‘Blood everywhere’: Dozens injured as Air Canada flight hits severe turbulence

Cathy Adams

Dozens were injured when intense turbulence hit an Air Canada flight, causing passengers who weren’t buckled into their seats to hit the ceiling.

The flight from Vancouver to Sydney had to divert to Honolulu, Hawaii, when sudden turbulence hit the aircraft and it dropped mid-flight.

Thirty seven passengers and crew were injured. Of that number, 30 were taken to hospital and nine had serious injuries, according to Associated Press.

People onboard described passengers who were not sitting down and wearing their seatbelt shooting out of their seats and hitting the ceiling of the aircraft.

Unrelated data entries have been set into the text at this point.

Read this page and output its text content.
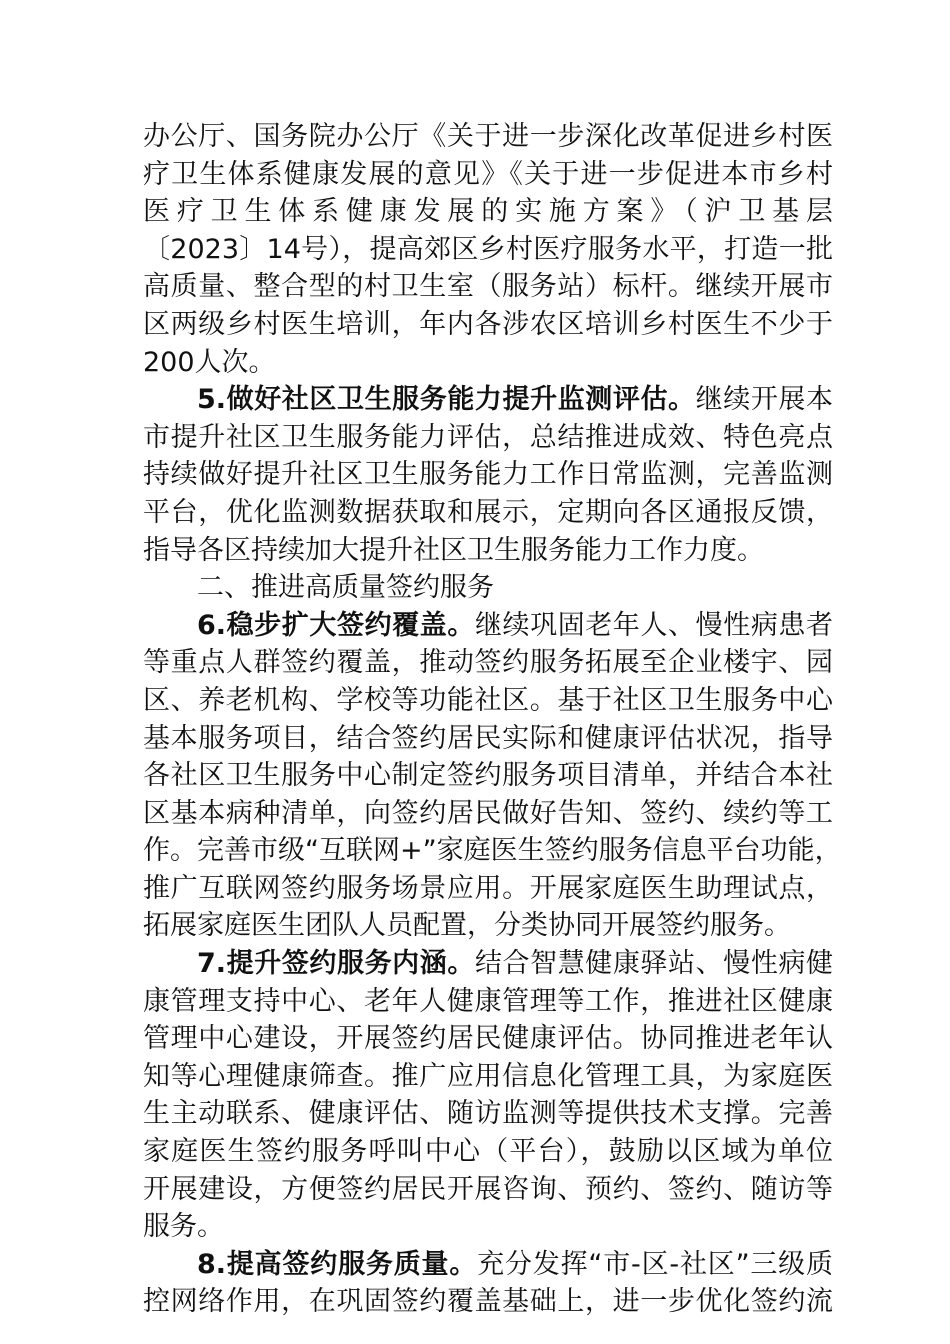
办公厅、国务院办公厅《关于进一步深化改革促进乡村医
疗卫生体系健康发展的意见》《关于进一步促进本市乡村
医疗卫生体系健康发展的实施方案》（沪卫基层
〔2023〕14号），提高郊区乡村医疗服务水平，打造一批
高质量、整合型的村卫生室（服务站）标杆。继续开展市
区两级乡村医生培训，年内各涉农区培训乡村医生不少于
200人次。
5.做好社区卫生服务能力提升监测评估。继续开展本
市提升社区卫生服务能力评估，总结推进成效、特色亮点
持续做好提升社区卫生服务能力工作日常监测，完善监测
平台，优化监测数据获取和展示，定期向各区通报反馈，
指导各区持续加大提升社区卫生服务能力工作力度。
二、推进高质量签约服务
6.稳步扩大签约覆盖。继续巩固老年人、慢性病患者
等重点人群签约覆盖，推动签约服务拓展至企业楼宇、园
区、养老机构、学校等功能社区。基于社区卫生服务中心
基本服务项目，结合签约居民实际和健康评估状况，指导
各社区卫生服务中心制定签约服务项目清单，并结合本社
区基本病种清单，向签约居民做好告知、签约、续约等工
作。完善市级“互联网+”家庭医生签约服务信息平台功能，
推广互联网签约服务场景应用。开展家庭医生助理试点，
拓展家庭医生团队人员配置，分类协同开展签约服务。
7.提升签约服务内涵。结合智慧健康驿站、慢性病健
康管理支持中心、老年人健康管理等工作，推进社区健康
管理中心建设，开展签约居民健康评估。协同推进老年认
知等心理健康筛查。推广应用信息化管理工具，为家庭医
生主动联系、健康评估、随访监测等提供技术支撑。完善
家庭医生签约服务呼叫中心（平台），鼓励以区域为单位
开展建设，方便签约居民开展咨询、预约、签约、随访等
服务。
8.提高签约服务质量。充分发挥“市-区-社区”三级质
控网络作用，在巩固签约覆盖基础上，进一步优化签约流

“There was a lot of blood everywhere,” passenger Llyn Williams told AP.

Fellow passenger Andrew Szucs said: “All of a sudden the plane dropped and went sideways. And that’s when the people who weren’t strapped in flew, hit the ceiling.”

Szucs added that there was no warning from the crew that the plane was about to drop.

Footage from the aftermath of the incident showed oxygen masks hanging down from the ceiling.

In a statement, the US Federal Aviation Authority said that a Boeing 777 hit turbulence at 36,000 feet 600 miles southwest of Honolulu, and medical personnel met the aircraft at the gate.

Turbulence is caused by eddies of “rough air” – a bit like waves becoming choppy at sea.

There are three main reasons they occur: thermal (warm air rises through cooler air); mechanical (a mountain or manmade structure disrupts air flow); and shear (on the border of two pockets of air moving in different directions).

This makes the aircraft rise and fall and rock from side to side.

In February, five passengers were injured when a Delta flight nosedived twice due to “crazy turbulence”.